Hier, jeudi 10 février, les députés ont examiné pour la 3ème fois la proposition de loi visant à « renforcer le droit à l’avortement », dite proposition de loi Gaillot. Avec 46 voix contre 16, le texte, presque inchangé, a été adopté après 4 heures de débat dans un hémicycle quasi désert.
Toujours les mêmes désaccords, toujours les mêmes chiffres, toujours les mêmes arguments. Peut-on parler d’ailleurs d’un vrai débat ? Les défenseurs de la proposition de loi ne parlent que de l’infantilisation des femmes ; quelques autres députés invoquent le « subtil équilibre de la loi Veil », et sont alors dénoncés comme des conservateurs rétrogrades. Il s’agit plutôt d’un dialogue de sourds.
La clause de conscience seule sauvegardée
Excepté un amendement de coordination[1] et un autre supprimant l’article 3[2], aucun amendement n’a été adopté. Le texte voté est donc celui de la commission des affaires sociales.
L’allongement du délai légal à 14 semaines de grossesse est la mesure phare de cette proposition. Mais elle prévoit aussi l’autorisation pour les sages-femmes de pratiquer les IVG instrumentales. La téléconsultation devient possible pour les parcours d’IVG à l’hôpital. Le délai de réflexion de deux jours après l’entretien psychosocial est supprimé, et le registre de praticiens pratiquant l’IVG subsiste. Enfin, le maintien de la clause de conscience spécifique est à souligner. En effet, cette « double » clause de conscience n’est aucunement une redite et protège tous les professionnels de santé par son caractère légal. Contrairement à la clause dite générale, elle n’est restreinte par aucune exception d’urgence (cf. Objection de conscience : « Le médecin n’est pas une machine »).
Des arguments essentiellement rebattus
Si rien n’est nouveau dans le texte, les débats n’ont pas non plus étonné par leur originalité. Quelques rares députés se sont illustrés en invoquant d’autres arguments. Marie Tamarelle-Verhaeghe (LREM) questionne sur la singularité de la vie du fœtus : « Le processus de vie qui habite notre corps de femme peut-il être considéré comme notre propre corps ? ». Philippe Gosselin (LR) affirme que la solution n’est pas dans cette proposition de loi : « la loi restera de toute façon quelque chose d’inachevé car vous n’allez pas au cœur de la question ». Enfin, Emmanuelle Ménard (NI) souligne l’idéologie criante dans cette promotion effrénée de l’avortement : « faire croire que l’émancipation de la femme trouverait son achèvement dans l’extension du délai d’avortement est une erreur et un mensonge à l’égard de toutes ses femmes ».
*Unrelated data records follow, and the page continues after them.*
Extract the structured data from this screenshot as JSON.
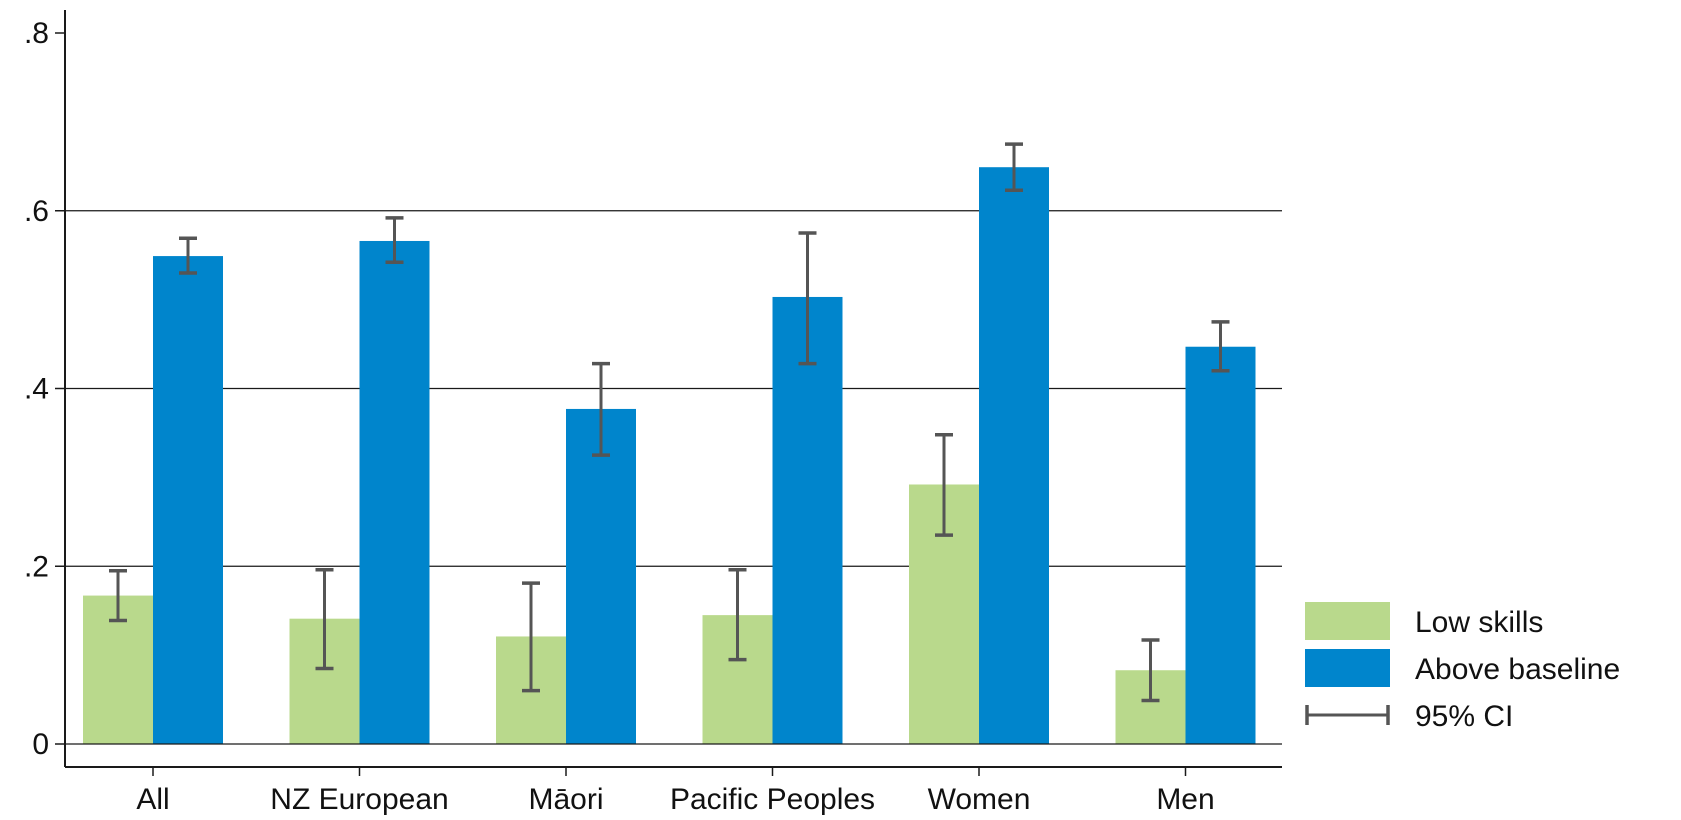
{
  "chart_data": {
    "type": "bar",
    "categories": [
      "All",
      "NZ European",
      "Māori",
      "Pacific Peoples",
      "Women",
      "Men"
    ],
    "series": [
      {
        "name": "Low skills",
        "color": "#b9d98c",
        "values": [
          0.167,
          0.141,
          0.121,
          0.145,
          0.292,
          0.083
        ],
        "ci_low": [
          0.139,
          0.085,
          0.06,
          0.095,
          0.235,
          0.049
        ],
        "ci_high": [
          0.195,
          0.196,
          0.181,
          0.196,
          0.348,
          0.117
        ]
      },
      {
        "name": "Above baseline",
        "color": "#0085cc",
        "values": [
          0.549,
          0.566,
          0.377,
          0.503,
          0.649,
          0.447
        ],
        "ci_low": [
          0.53,
          0.542,
          0.325,
          0.428,
          0.623,
          0.42
        ],
        "ci_high": [
          0.569,
          0.592,
          0.428,
          0.575,
          0.675,
          0.475
        ]
      }
    ],
    "ci_label": "95% CI",
    "ci_color": "#555555",
    "ylim": [
      0,
      0.8
    ],
    "yticks": [
      {
        "value": 0,
        "label": "0"
      },
      {
        "value": 0.2,
        "label": ".2"
      },
      {
        "value": 0.4,
        "label": ".4"
      },
      {
        "value": 0.6,
        "label": ".6"
      },
      {
        "value": 0.8,
        "label": ".8"
      }
    ],
    "grid": true,
    "legend_position": "bottom-right",
    "title": "",
    "xlabel": "",
    "ylabel": ""
  }
}
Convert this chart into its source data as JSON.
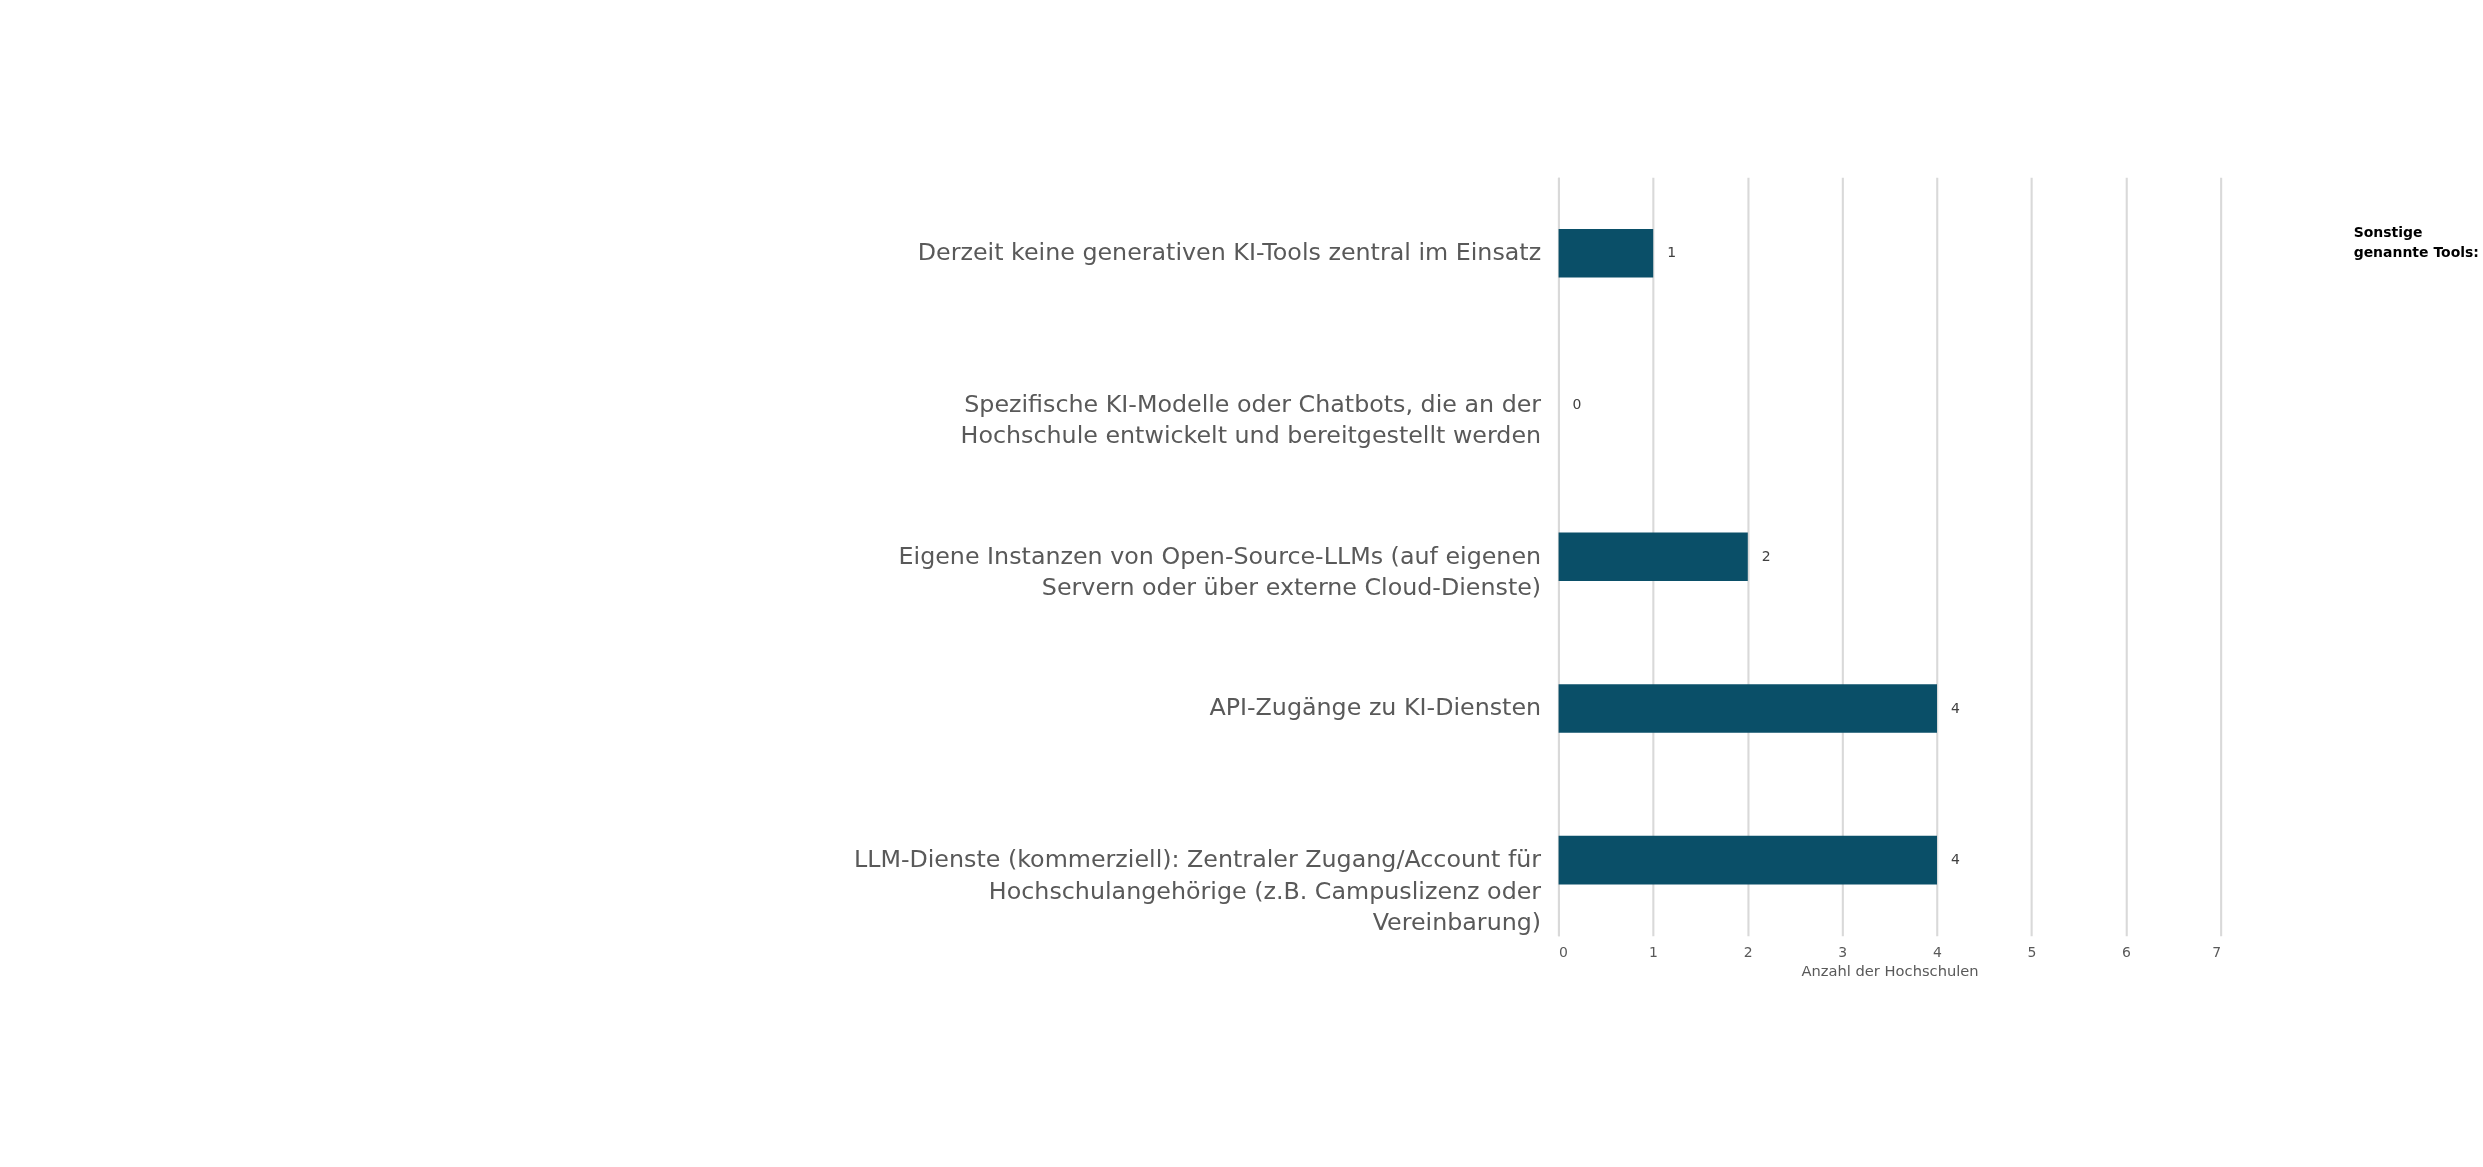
{
  "chart_data": {
    "type": "bar",
    "orientation": "horizontal",
    "xlabel": "Anzahl der Hochschulen",
    "categories": [
      "Derzeit keine generativen KI-Tools zentral im Einsatz",
      "Spezifische KI-Modelle oder Chatbots, die an der Hochschule entwickelt und bereitgestellt werden",
      "Eigene Instanzen von Open-Source-LLMs (auf eigenen Servern oder über externe Cloud-Dienste)",
      "API-Zugänge zu KI-Diensten",
      "LLM-Dienste (kommerziell): Zentraler Zugang/Account für Hochschulangehörige (z.B. Campuslizenz oder Vereinbarung)"
    ],
    "values": [
      1,
      0,
      2,
      4,
      4
    ],
    "color": "#0a4f68",
    "xlim": [
      0,
      7
    ],
    "xticks": [
      0,
      1,
      2,
      3,
      4,
      5,
      6,
      7
    ],
    "grid": "x",
    "data_labels": true,
    "annotations": [
      "Sonstige genannte Tools:"
    ]
  }
}
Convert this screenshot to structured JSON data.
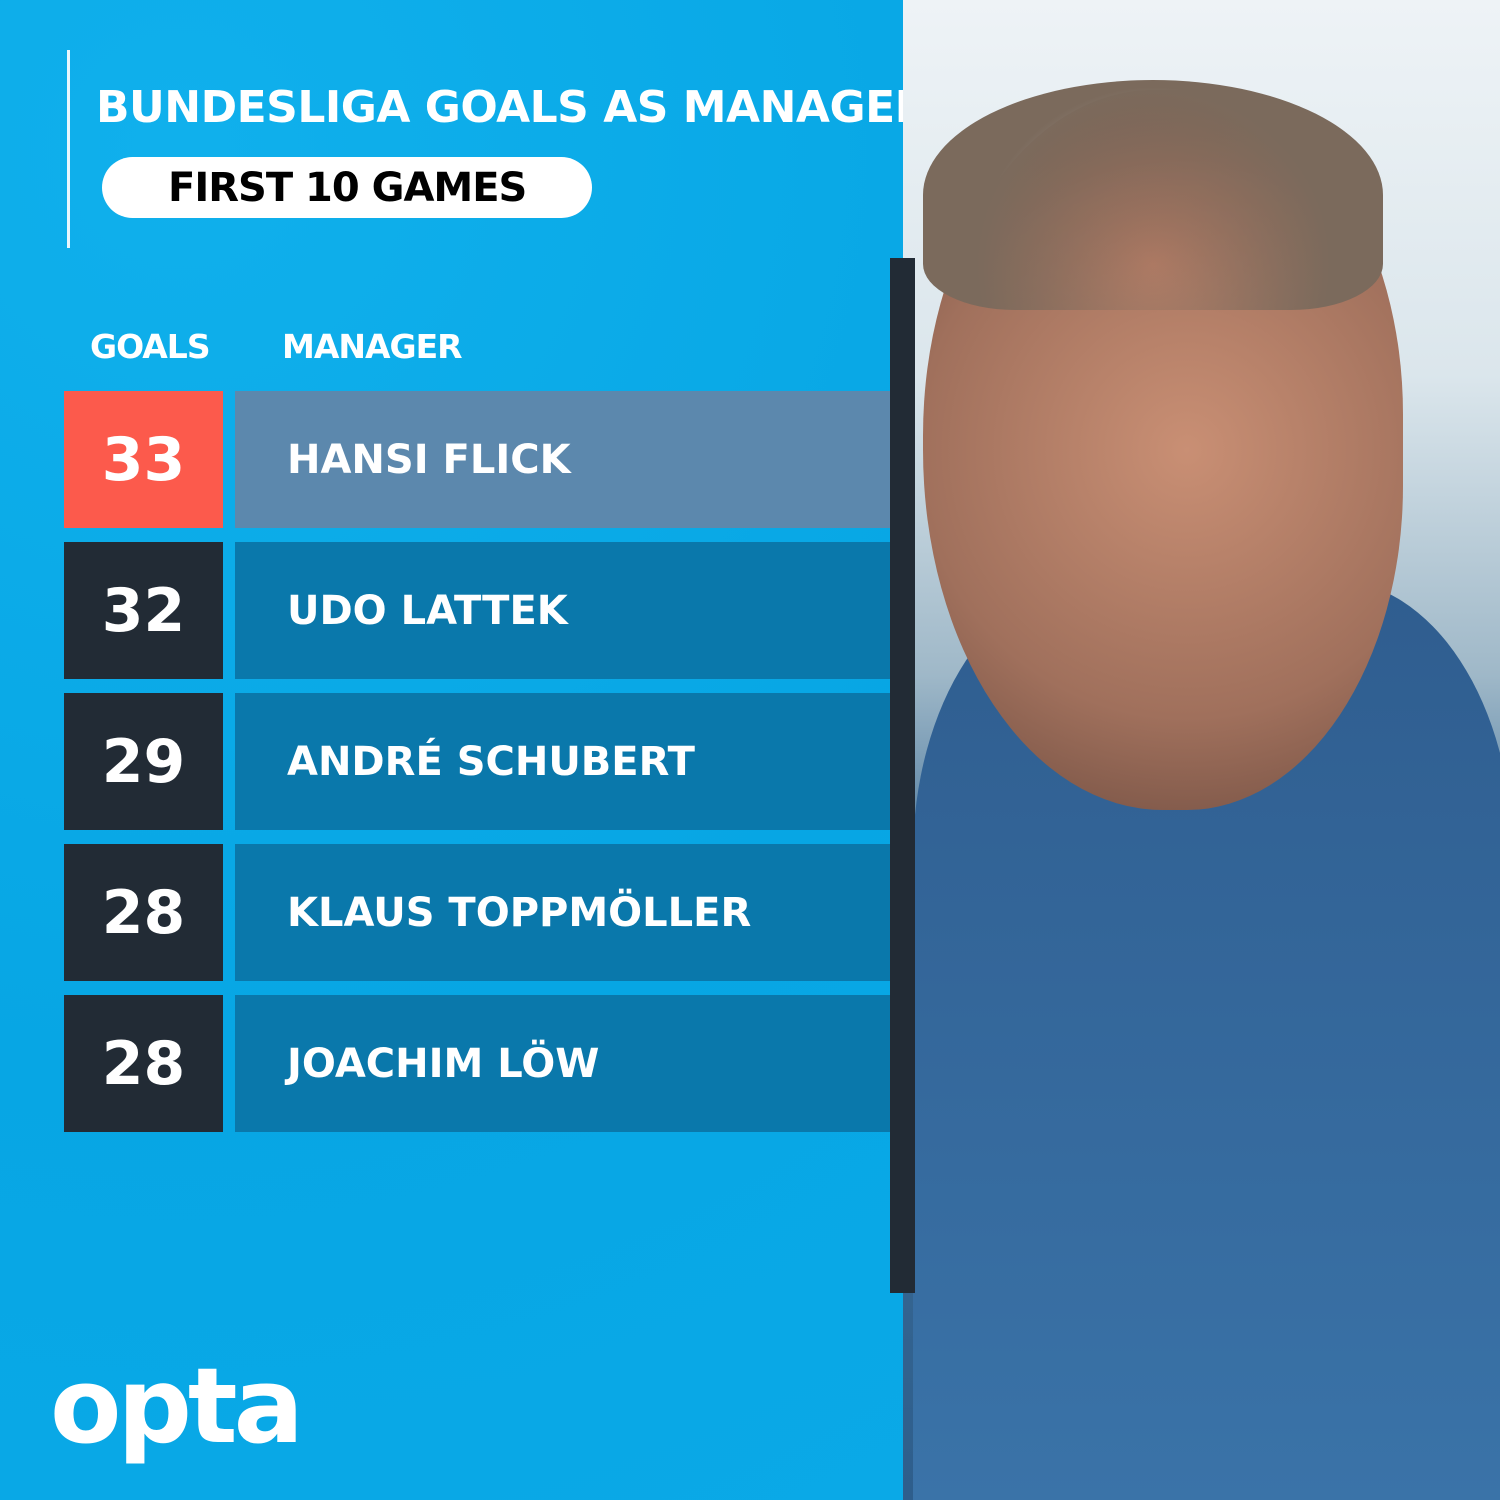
{
  "title": "BUNDESLIGA GOALS AS MANAGER",
  "subtitle": "FIRST 10 GAMES",
  "logo": "opta",
  "colors": {
    "background": "#0aabe8",
    "highlight_goals": "#fc5a4c",
    "highlight_row": "#5c88ad",
    "goals_box": "#222b35",
    "row": "#0a78ab"
  },
  "chart_data": {
    "type": "table",
    "title": "BUNDESLIGA GOALS AS MANAGER",
    "subtitle": "FIRST 10 GAMES",
    "columns": [
      "GOALS",
      "MANAGER"
    ],
    "rows": [
      {
        "goals": "33",
        "manager": "HANSI FLICK",
        "highlighted": true
      },
      {
        "goals": "32",
        "manager": "UDO LATTEK",
        "highlighted": false
      },
      {
        "goals": "29",
        "manager": "ANDRÉ SCHUBERT",
        "highlighted": false
      },
      {
        "goals": "28",
        "manager": "KLAUS TOPPMÖLLER",
        "highlighted": false
      },
      {
        "goals": "28",
        "manager": "JOACHIM LÖW",
        "highlighted": false
      }
    ]
  }
}
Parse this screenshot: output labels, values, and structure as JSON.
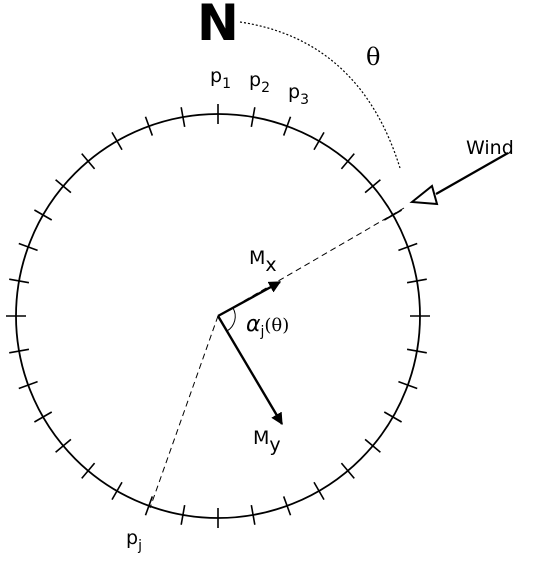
{
  "north": "N",
  "angle": "θ",
  "wind": "Wind",
  "points": [
    {
      "label": "p",
      "sub": "1"
    },
    {
      "label": "p",
      "sub": "2"
    },
    {
      "label": "p",
      "sub": "3"
    },
    {
      "label": "p",
      "sub": "j"
    }
  ],
  "moments": [
    {
      "label": "M",
      "sub": "x"
    },
    {
      "label": "M",
      "sub": "y"
    }
  ],
  "angle_alpha": {
    "label": "α",
    "sub": "j",
    "suffix": "(θ)"
  }
}
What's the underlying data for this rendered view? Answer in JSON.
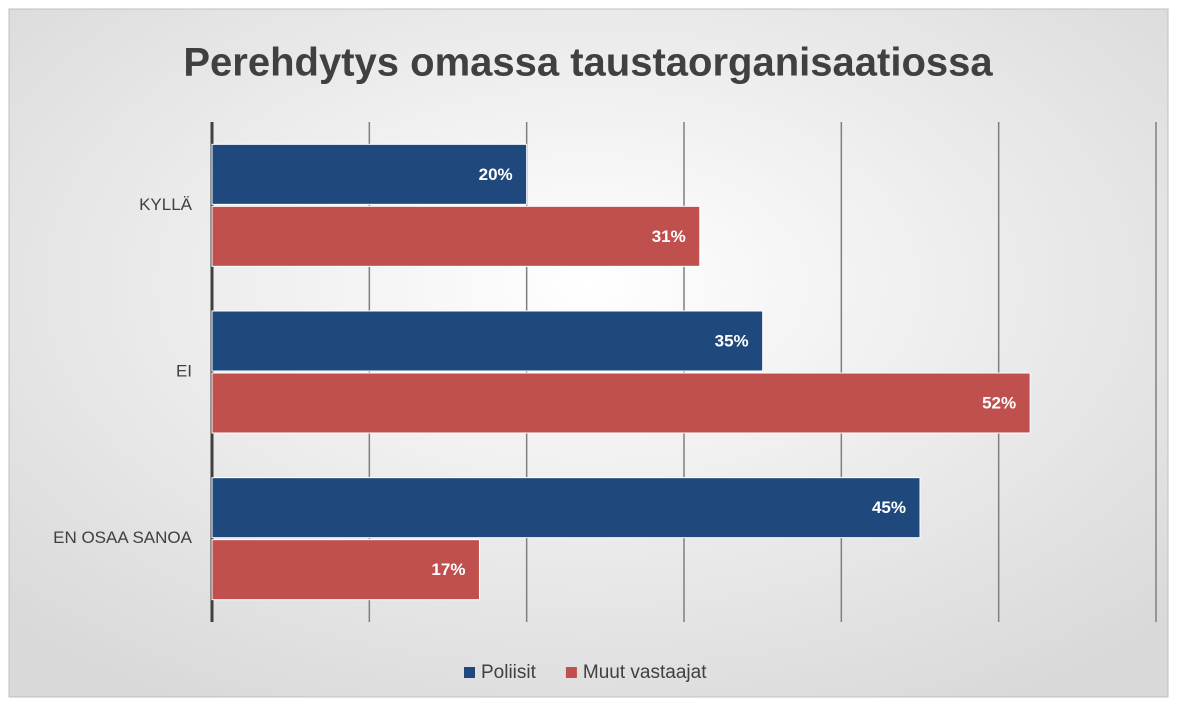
{
  "chart_data": {
    "type": "bar",
    "orientation": "horizontal",
    "title": "Perehdytys omassa taustaorganisaatiossa",
    "categories": [
      "KYLLÄ",
      "EI",
      "EN OSAA SANOA"
    ],
    "series": [
      {
        "name": "Poliisit",
        "color": "#1f497d",
        "values": [
          20,
          35,
          45
        ],
        "value_labels": [
          "20%",
          "35%",
          "45%"
        ]
      },
      {
        "name": "Muut vastaajat",
        "color": "#c0504d",
        "values": [
          31,
          52,
          17
        ],
        "value_labels": [
          "31%",
          "52%",
          "17%"
        ]
      }
    ],
    "xlim": [
      0,
      60
    ],
    "xticks": [
      0,
      10,
      20,
      30,
      40,
      50,
      60
    ],
    "grid": true,
    "legend": "bottom"
  }
}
Faut-il s’attendre à un examen plus approfondi par les sénateurs le 16 février prochain ? Rien n’est moins sûr car le Sénat a déjà rejeté le texte par deux fois sans le discuter (cf. Les sénateurs, divisés, rejettent en bloc la proposition de loi Gaillot). Mais le rejet du texte par une chambre du Parlement n’ébranle pas l’autre chambre, qui persiste dans sa volonté de l’adopter. En tout état de cause, sa lecture définitive est déjà prévue à l’Assemblée le 23 février prochain…
[1] Un amendement de coordination vise à modifier le texte sans modifier le fond, par souci de clarté et de compréhension. Ici il s’agit de la modification d’un intitulé.
[2] L’article 3 visait la compensation de la charge financière que représente cette proposition de loi.